Does anybody know if there is actually such a thing as capturing raw normals? Is there a scanner that can do this and not interpolate the normals from the point data?
Highly unlikely. Laser scanning is done using ranges. What you want would be combining two entirely different techniques. Normals could be evaluated with higher precision using well controlled lighting etc, but requiring a very different kind of setup. Also consider the sampling problem: What good is a normal with higher resolution than your position data?
If you already know the bidirectional reflectance distribution function of the material that composes your 3D object, it is possible that you could use a gonioreflectometer to compare the measured BRDF at a point. You could then individually optimize a computed normal at that point by comparing a hypothetical BRDF against the actual measured value.
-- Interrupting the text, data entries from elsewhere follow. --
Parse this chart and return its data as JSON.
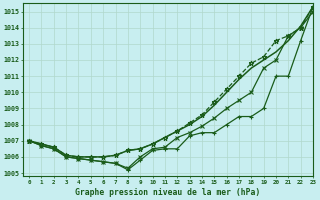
{
  "title": "Graphe pression niveau de la mer (hPa)",
  "bg_color": "#c8eef0",
  "grid_color": "#b0d8cc",
  "line_color": "#1a5c1a",
  "xlim": [
    -0.5,
    23
  ],
  "ylim": [
    1004.8,
    1015.5
  ],
  "yticks": [
    1005,
    1006,
    1007,
    1008,
    1009,
    1010,
    1011,
    1012,
    1013,
    1014,
    1015
  ],
  "xticks": [
    0,
    1,
    2,
    3,
    4,
    5,
    6,
    7,
    8,
    9,
    10,
    11,
    12,
    13,
    14,
    15,
    16,
    17,
    18,
    19,
    20,
    21,
    22,
    23
  ],
  "series": [
    {
      "x": [
        0,
        1,
        2,
        3,
        4,
        5,
        6,
        7,
        8,
        9,
        10,
        11,
        12,
        13,
        14,
        15,
        16,
        17,
        18,
        19,
        20,
        21,
        22,
        23
      ],
      "y": [
        1007.0,
        1006.7,
        1006.5,
        1006.0,
        1005.9,
        1005.8,
        1005.7,
        1005.6,
        1005.2,
        1005.8,
        1006.4,
        1006.5,
        1006.5,
        1007.3,
        1007.5,
        1007.5,
        1008.0,
        1008.5,
        1008.5,
        1009.0,
        1011.0,
        1011.0,
        1013.2,
        1015.3
      ],
      "marker": "+",
      "markersize": 3.5,
      "linewidth": 0.9,
      "linestyle": "-"
    },
    {
      "x": [
        0,
        1,
        2,
        3,
        4,
        5,
        6,
        7,
        8,
        9,
        10,
        11,
        12,
        13,
        14,
        15,
        16,
        17,
        18,
        19,
        20,
        21,
        22,
        23
      ],
      "y": [
        1007.0,
        1006.7,
        1006.5,
        1006.0,
        1005.9,
        1005.8,
        1005.7,
        1005.6,
        1005.3,
        1006.0,
        1006.5,
        1006.6,
        1007.2,
        1007.5,
        1007.9,
        1008.4,
        1009.0,
        1009.5,
        1010.0,
        1011.5,
        1012.0,
        1013.5,
        1014.0,
        1015.0
      ],
      "marker": "x",
      "markersize": 3.5,
      "linewidth": 0.9,
      "linestyle": "-"
    },
    {
      "x": [
        0,
        1,
        2,
        3,
        4,
        5,
        6,
        7,
        8,
        9,
        10,
        11,
        12,
        13,
        14,
        15,
        16,
        17,
        18,
        19,
        20,
        21,
        22,
        23
      ],
      "y": [
        1007.0,
        1006.8,
        1006.6,
        1006.1,
        1006.0,
        1006.0,
        1006.0,
        1006.1,
        1006.4,
        1006.5,
        1006.8,
        1007.2,
        1007.6,
        1008.0,
        1008.5,
        1009.2,
        1010.0,
        1010.8,
        1011.5,
        1012.0,
        1012.5,
        1013.2,
        1014.1,
        1015.3
      ],
      "marker": null,
      "markersize": 0,
      "linewidth": 1.1,
      "linestyle": "-"
    },
    {
      "x": [
        0,
        1,
        2,
        3,
        4,
        5,
        6,
        7,
        8,
        9,
        10,
        11,
        12,
        13,
        14,
        15,
        16,
        17,
        18,
        19,
        20,
        21,
        22,
        23
      ],
      "y": [
        1007.0,
        1006.8,
        1006.6,
        1006.1,
        1006.0,
        1006.0,
        1006.0,
        1006.1,
        1006.4,
        1006.5,
        1006.8,
        1007.2,
        1007.6,
        1008.1,
        1008.6,
        1009.4,
        1010.2,
        1011.0,
        1011.8,
        1012.2,
        1013.2,
        1013.5,
        1014.0,
        1015.3
      ],
      "marker": "*",
      "markersize": 3.5,
      "linewidth": 0.9,
      "linestyle": "--"
    }
  ]
}
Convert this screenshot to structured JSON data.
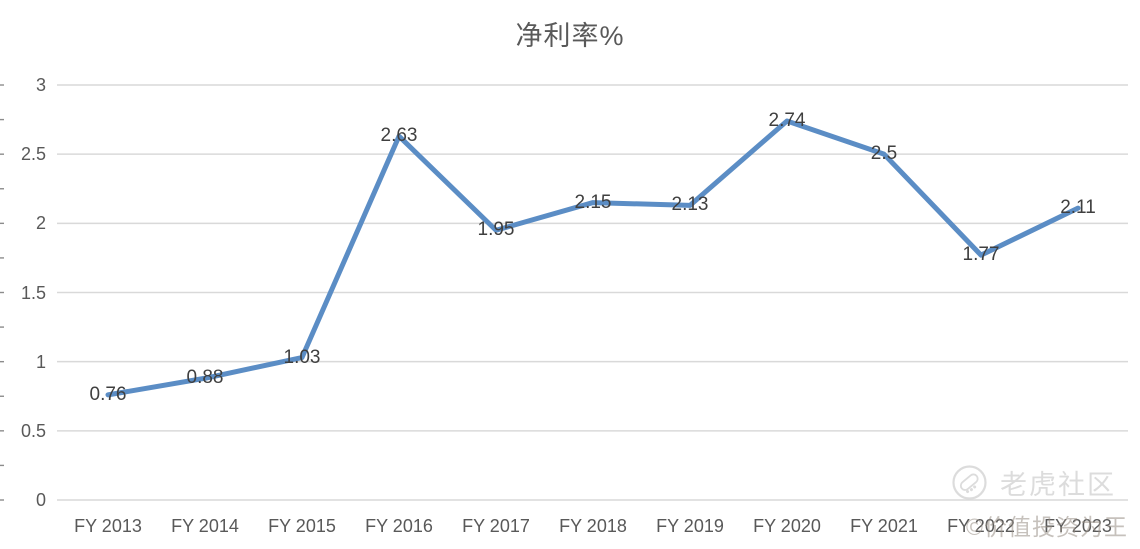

Admittedly, this would be a reasonably computationally-intensive task. However, if you are only going through this process fairly rarely, it might be feasible.
For further information, I would recommend that you speak with either Greg Ward (Larson) of Radiance fame or Peter Shirley at NVIDIA.
Here is an example article of using structured light to reconstruct normals from gradients.
Shape from 2D Edge Gradients
I didn't find the exact article I was looking for, but this seems to be on the same principle.
You can reconstruct normals from the angle and width of the stripe after being deformed on the object.
You could with a structured light + camera setup.
The normal would come from the angle betwen the projected line and the position on the image. As the other posters point out - you can't do it from a point laser scanner.
Capturing raw normals is almost always done using photometric stereo. This almost always requires placing some assumptions on the underlying reflectance, but even with somewhat inaccurate normals you can often do well when combining them with another source of data:
Really nice code for combining point clouds (from a laser scan for example) with surface normals: http://www.cs.princeton.edu/gfx/pubs/Nehab_2005_ECP/